Do a little homework on this before you type in the credit card number. It's possible to build a 100 mm fork that can't be extended. I don't know if a RockShox fork that comes out of the box as a 100 mm fork is really a 100 mm fork, or a 120 mm fork with a travel reducing spacer.

A while ago, Specialized released some women's bikes that had less travel in the smallest sizes. I haven't heard of anyone else doing it.


----------



## hOlykamOtie* (Apr 20, 2012)

I have the 2012 version of Rockshox Recon TK Solo Air and is adjustable from 80mm to 120mm by adjusting the PSI you put. I also have the Recon R which is similar to TK Coil except it doesn't have a lockout and it's set to 100mm and can't be adjusted externally. I am not sure if you can adjust it internally. Both are 1 1/8" QR 9mm

Hope that helps!


----------



## Zuarte (Nov 21, 2010)

hOlykamOtie* said:


> I have the 2012 version of Rockshox Recon TK Solo Air and is adjustable from 80mm to 120mm by adjusting the PSI you put. I also have the Recon R which is similar to TK Coil except it doesn't have a lockout and it's set to 100mm and can't be adjusted externally.

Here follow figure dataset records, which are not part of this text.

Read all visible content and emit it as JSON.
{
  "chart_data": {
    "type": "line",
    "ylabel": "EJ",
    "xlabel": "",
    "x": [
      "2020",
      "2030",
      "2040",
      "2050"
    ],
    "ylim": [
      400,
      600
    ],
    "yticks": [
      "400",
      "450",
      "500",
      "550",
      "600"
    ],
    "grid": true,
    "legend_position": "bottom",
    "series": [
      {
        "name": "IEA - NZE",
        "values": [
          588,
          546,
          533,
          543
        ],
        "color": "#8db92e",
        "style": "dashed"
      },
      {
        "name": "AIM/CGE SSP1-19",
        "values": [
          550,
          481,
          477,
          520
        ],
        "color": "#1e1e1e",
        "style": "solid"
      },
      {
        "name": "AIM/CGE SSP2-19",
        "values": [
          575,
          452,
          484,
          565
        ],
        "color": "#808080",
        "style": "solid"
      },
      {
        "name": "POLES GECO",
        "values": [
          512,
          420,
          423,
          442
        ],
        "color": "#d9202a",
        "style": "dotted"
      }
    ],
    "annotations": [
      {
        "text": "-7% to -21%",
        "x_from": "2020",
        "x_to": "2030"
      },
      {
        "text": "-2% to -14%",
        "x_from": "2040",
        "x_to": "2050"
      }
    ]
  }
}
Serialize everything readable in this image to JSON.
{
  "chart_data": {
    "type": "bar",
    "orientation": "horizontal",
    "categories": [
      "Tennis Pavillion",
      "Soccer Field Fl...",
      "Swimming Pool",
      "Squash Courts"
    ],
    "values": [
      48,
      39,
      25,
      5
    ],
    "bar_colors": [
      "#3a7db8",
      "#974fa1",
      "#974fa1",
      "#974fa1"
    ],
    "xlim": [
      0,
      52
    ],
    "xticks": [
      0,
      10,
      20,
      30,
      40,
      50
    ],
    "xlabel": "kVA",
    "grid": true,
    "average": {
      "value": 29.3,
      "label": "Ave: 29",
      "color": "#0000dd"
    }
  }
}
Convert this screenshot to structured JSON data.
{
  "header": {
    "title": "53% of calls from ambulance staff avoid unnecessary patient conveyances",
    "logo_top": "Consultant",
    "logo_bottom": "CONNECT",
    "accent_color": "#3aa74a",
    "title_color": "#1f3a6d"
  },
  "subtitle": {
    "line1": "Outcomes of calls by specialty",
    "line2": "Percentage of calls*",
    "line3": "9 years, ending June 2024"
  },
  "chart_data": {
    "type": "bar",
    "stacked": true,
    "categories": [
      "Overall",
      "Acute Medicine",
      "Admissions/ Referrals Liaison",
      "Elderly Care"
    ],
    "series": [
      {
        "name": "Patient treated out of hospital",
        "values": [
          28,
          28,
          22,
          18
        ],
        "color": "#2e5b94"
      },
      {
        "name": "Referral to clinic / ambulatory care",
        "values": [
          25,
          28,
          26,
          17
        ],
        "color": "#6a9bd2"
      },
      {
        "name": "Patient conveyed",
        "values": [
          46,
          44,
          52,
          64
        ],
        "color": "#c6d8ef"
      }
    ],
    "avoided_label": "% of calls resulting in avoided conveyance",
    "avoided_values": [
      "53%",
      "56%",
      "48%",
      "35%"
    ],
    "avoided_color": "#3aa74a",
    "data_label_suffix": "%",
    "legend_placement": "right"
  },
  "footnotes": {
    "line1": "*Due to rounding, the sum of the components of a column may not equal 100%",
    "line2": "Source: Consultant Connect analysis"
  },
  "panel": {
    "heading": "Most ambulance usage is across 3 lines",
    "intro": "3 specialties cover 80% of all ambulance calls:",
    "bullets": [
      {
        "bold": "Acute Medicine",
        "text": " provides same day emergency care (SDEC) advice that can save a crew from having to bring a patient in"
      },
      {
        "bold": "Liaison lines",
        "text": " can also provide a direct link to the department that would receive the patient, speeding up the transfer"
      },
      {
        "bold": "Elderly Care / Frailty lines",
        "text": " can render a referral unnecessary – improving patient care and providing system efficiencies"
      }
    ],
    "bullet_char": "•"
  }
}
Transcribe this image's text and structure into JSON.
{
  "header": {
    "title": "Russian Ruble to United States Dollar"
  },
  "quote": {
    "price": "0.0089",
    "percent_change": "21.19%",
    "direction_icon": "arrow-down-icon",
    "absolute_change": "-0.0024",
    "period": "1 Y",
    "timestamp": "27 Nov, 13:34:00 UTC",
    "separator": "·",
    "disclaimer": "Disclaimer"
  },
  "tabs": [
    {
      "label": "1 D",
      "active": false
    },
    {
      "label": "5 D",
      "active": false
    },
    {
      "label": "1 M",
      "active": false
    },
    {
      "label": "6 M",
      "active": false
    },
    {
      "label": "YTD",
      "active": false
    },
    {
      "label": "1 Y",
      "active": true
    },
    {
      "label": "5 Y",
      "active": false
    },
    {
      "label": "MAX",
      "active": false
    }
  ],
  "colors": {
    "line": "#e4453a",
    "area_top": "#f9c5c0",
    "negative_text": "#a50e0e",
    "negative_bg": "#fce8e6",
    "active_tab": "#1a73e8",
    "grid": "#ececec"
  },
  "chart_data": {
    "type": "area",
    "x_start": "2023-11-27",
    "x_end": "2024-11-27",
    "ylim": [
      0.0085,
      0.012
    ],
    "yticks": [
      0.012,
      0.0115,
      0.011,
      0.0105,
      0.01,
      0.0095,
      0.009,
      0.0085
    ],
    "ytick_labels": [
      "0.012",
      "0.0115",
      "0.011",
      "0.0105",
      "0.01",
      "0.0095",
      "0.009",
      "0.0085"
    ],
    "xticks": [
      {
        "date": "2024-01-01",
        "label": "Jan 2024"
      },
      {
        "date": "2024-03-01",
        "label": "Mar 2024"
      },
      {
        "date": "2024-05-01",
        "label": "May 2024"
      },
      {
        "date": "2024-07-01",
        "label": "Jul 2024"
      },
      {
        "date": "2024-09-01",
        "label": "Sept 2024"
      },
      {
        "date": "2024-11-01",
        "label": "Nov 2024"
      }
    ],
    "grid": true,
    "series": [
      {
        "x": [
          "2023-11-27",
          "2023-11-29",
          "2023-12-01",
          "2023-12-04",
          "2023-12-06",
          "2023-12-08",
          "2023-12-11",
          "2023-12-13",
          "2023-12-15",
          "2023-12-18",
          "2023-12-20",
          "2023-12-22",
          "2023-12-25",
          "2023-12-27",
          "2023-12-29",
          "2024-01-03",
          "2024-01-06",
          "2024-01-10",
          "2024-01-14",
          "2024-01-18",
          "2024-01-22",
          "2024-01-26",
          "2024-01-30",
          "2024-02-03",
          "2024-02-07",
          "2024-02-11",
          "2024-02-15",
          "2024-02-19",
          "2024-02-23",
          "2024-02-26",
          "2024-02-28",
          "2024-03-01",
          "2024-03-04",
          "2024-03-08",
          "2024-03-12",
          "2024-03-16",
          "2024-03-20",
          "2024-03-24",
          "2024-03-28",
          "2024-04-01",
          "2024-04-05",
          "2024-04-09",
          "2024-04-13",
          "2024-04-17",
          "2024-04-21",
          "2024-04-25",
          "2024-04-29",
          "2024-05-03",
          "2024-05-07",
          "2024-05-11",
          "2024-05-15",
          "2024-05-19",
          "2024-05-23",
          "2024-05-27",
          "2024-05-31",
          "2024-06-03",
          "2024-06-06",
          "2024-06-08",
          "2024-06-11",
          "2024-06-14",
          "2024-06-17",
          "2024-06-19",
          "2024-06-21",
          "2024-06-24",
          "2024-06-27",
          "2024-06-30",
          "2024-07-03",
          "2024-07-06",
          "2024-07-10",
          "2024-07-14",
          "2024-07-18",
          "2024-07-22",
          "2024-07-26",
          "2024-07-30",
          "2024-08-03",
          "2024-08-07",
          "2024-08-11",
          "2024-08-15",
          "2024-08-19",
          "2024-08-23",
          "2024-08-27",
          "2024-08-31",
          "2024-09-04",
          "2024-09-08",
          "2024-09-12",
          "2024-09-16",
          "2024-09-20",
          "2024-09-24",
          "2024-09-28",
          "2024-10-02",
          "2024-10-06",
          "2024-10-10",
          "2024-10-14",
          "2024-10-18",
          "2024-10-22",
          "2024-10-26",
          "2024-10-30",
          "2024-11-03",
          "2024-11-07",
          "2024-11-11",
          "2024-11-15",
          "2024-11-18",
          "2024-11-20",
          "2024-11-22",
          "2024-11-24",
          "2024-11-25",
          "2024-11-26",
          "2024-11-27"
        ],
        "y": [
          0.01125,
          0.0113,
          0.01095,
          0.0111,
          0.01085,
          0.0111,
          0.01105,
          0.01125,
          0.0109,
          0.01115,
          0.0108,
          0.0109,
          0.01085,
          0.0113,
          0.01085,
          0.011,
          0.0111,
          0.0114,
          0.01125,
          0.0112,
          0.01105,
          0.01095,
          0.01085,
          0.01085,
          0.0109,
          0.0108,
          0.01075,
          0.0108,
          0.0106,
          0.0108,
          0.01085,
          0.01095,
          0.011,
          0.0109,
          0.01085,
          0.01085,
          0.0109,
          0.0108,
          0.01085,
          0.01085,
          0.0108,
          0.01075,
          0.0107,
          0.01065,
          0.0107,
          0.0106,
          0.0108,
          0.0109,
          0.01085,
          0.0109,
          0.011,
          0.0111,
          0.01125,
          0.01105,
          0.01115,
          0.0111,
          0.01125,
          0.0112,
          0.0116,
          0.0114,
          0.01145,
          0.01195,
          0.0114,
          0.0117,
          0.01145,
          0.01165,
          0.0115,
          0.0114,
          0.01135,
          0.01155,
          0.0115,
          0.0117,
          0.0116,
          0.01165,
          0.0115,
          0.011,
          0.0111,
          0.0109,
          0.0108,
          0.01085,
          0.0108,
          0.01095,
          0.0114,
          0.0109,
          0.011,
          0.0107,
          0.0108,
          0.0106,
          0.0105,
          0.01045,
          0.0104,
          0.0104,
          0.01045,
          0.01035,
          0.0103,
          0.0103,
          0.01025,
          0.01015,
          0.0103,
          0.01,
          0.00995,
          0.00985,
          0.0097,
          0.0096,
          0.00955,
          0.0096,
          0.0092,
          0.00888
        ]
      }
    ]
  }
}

I am not sure if you can adjust it internally. Both are 1 1/8" QR 9mm
> 
> Hope that helps!


Your first sentence about the travel vs psi is confusing me. Recons, as far as I know, don't have travel adjust like the Revelations, and even then it's by a switch, not based on air pressure. It sounds like your fork is already set at 120 and sagging to 80mm when it's low air. If you were to lift up the front of the bike when it's at 80, does the fork extend some more?


----------



## willgreg21 (Oct 15, 2007)

Thanks again folks,

Today I purchased a XC32 Solo Air. The seller has confirmed his fork can be converted to 120mm by removing a spacer and he is doing the conversion before shipment. Travel should increase to 120mm and Axle to Crown length should increase about 20mm. Thanks again for your help, Will


----------